Mrs. Bozarth, a third-year doctoral student in environmental science and public policy, is analyzing the scat samples collected from March 2001 to January 2005 to identify the type of animal that left it — coyote, fox or domestic dog. She is extracting DNA out of cells that come from the animals’ digestive systems and are found in scat.

“I use a chemical process to get rid of everything in the sample except the DNA,” says Mrs. Bozarth, who started her research about 1 years ago.

The scat analyses show the coyote and foxes to be opportunistic omnivores and the gray fox to be the most vegetarian of the three. Coyotes consume primarily vegetation and insects in the fall, when they are abundant in the region, Mrs. Robinson states in the abstract. During the other seasons, coyotes consume primarily small mammals, with less vegetation and fewer insects, she says. The amount of deer meat they consume is small and shows up in scat only during hunting season, she says.

“People grossly overestimate them. They’re just not that big,” Mrs. Robinson says about coyotes, which weigh 35 to 40 pounds in the Eastern states and look like German shepherds or small huskies. “That’s why the fear that they are taking down deer is unfounded.”

Coyotes only hunt deer in packs if they are living in conditions with several months of large snowdrifts, mostly in the far north, Mrs. Robinson says. Otherwise, coyotes have a flexible social organization and are able to live singly, in pairs or in packs of up to eight animals, she says.

In many states, including Virginia, the coyote is considered to be a nuisance species.

“We see coyotes as a nonnative species that has found its way into Virginia,” says Robert Ellis, assistant director in the wildlife division of the Virginia Department of Game and Inland Fisheries in Richmond, which allows year-round open season on coyotes in areas where hunting and trapping are permitted.

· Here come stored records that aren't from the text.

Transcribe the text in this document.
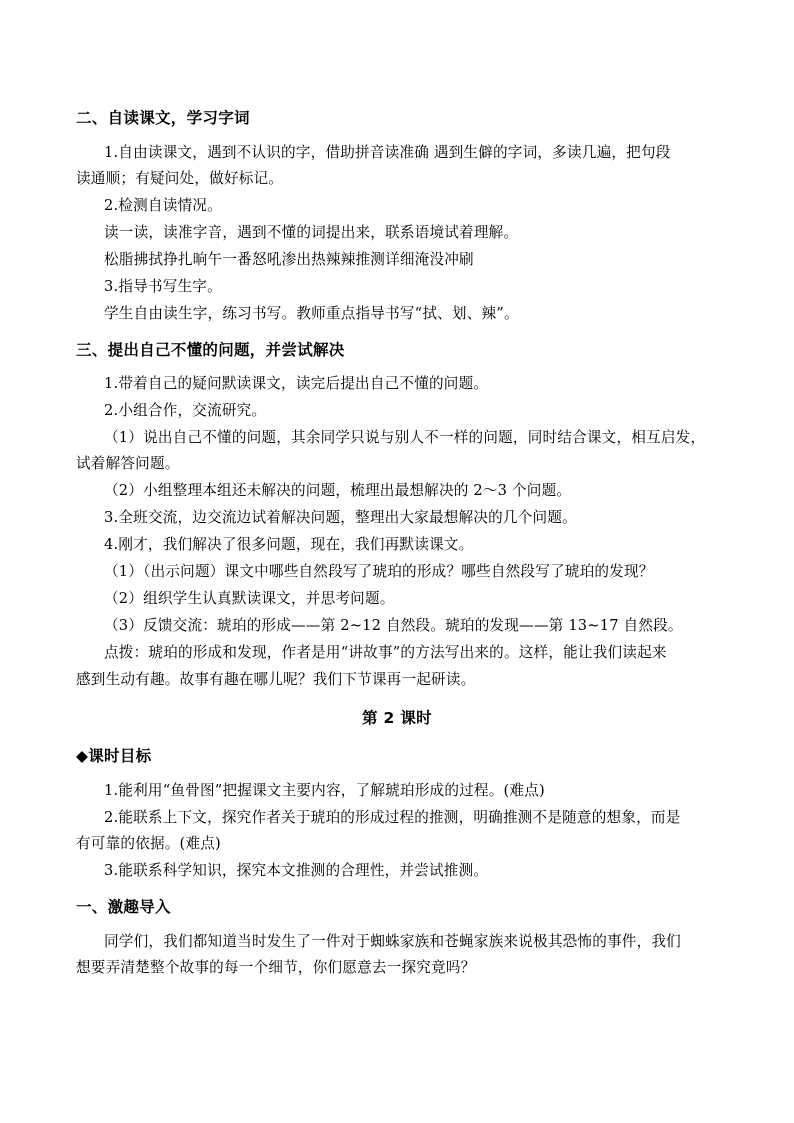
二、自读课文，学习字词
1.自由读课文，遇到不认识的字，借助拼音读准确 遇到生僻的字词，多读几遍，把句段
读通顺；有疑问处，做好标记。
2.检测自读情况。
读一读，读准字音，遇到不懂的词提出来，联系语境试着理解。
松脂拂拭挣扎晌午一番怒吼渗出热辣辣推测详细淹没冲刷
3.指导书写生字。
学生自由读生字，练习书写。教师重点指导书写“拭、划、辣”。
三、提出自己不懂的问题，并尝试解决
1.带着自己的疑问默读课文，读完后提出自己不懂的问题。
2.小组合作，交流研究。
（1）说出自己不懂的问题，其余同学只说与别人不一样的问题，同时结合课文，相互启发，
试着解答问题。
（2）小组整理本组还未解决的问题，梳理出最想解决的 2～3 个问题。
3.全班交流，边交流边试着解决问题，整理出大家最想解决的几个问题。
4.刚才，我们解决了很多问题，现在，我们再默读课文。
（1）（出示问题）课文中哪些自然段写了琥珀的形成？哪些自然段写了琥珀的发现？
（2）组织学生认真默读课文，并思考问题。
（3）反馈交流：琥珀的形成——第 2~12 自然段。琥珀的发现——第 13~17 自然段。
点拨：琥珀的形成和发现，作者是用“讲故事”的方法写出来的。这样，能让我们读起来
感到生动有趣。故事有趣在哪儿呢？我们下节课再一起研读。
第 2 课时
◆课时目标
1.能利用“鱼骨图”把握课文主要内容，了解琥珀形成的过程。(难点)
2.能联系上下文，探究作者关于琥珀的形成过程的推测，明确推测不是随意的想象，而是
有可靠的依据。(难点)
3.能联系科学知识，探究本文推测的合理性，并尝试推测。
一、激趣导入
同学们，我们都知道当时发生了一件对于蜘蛛家族和苍蝇家族来说极其恐怖的事件，我们
想要弄清楚整个故事的每一个细节，你们愿意去一探究竟吗？
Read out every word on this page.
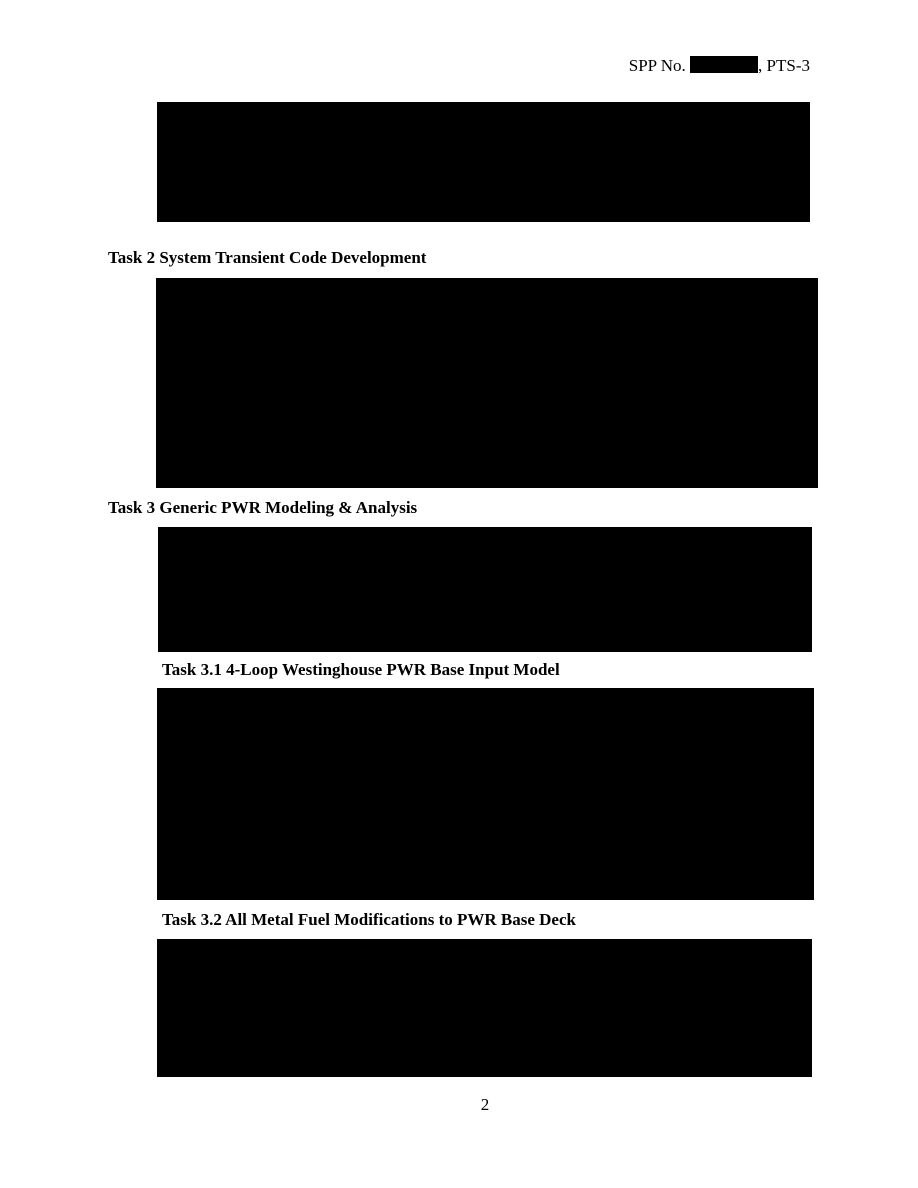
SPP No.	, PTS-3
Task 2 System Transient Code Development
Task 3 Generic PWR Modeling & Analysis
Task 3.1 4-Loop Westinghouse PWR Base Input Model
Task 3.2 All Metal Fuel Modifications to PWR Base Deck
2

“We are concerned about nonnative species taking and replacing native species,” Mr. Ellis says.

Marine base staff members plan to incorporate the data Mrs. Robinson and Mrs. Bozarth gather into their natural resources management plan. The base is required to monitor species living on the base and to maintain the base’s native species, including white-tailed deer and otters. The base is monitoring the arrival of the coyote, a new predator, and its impact on the base’s overall ecosystem.

“In our other indexes, we have not seen real noticeable declines in other species, but we’re continuing to keep our eyes open,” says Robert Timothy Stamps, head of the fish, wildlife and agronomy section of the Natural Resources and Environmental Affairs Branch at Marine Corps Base Quantico.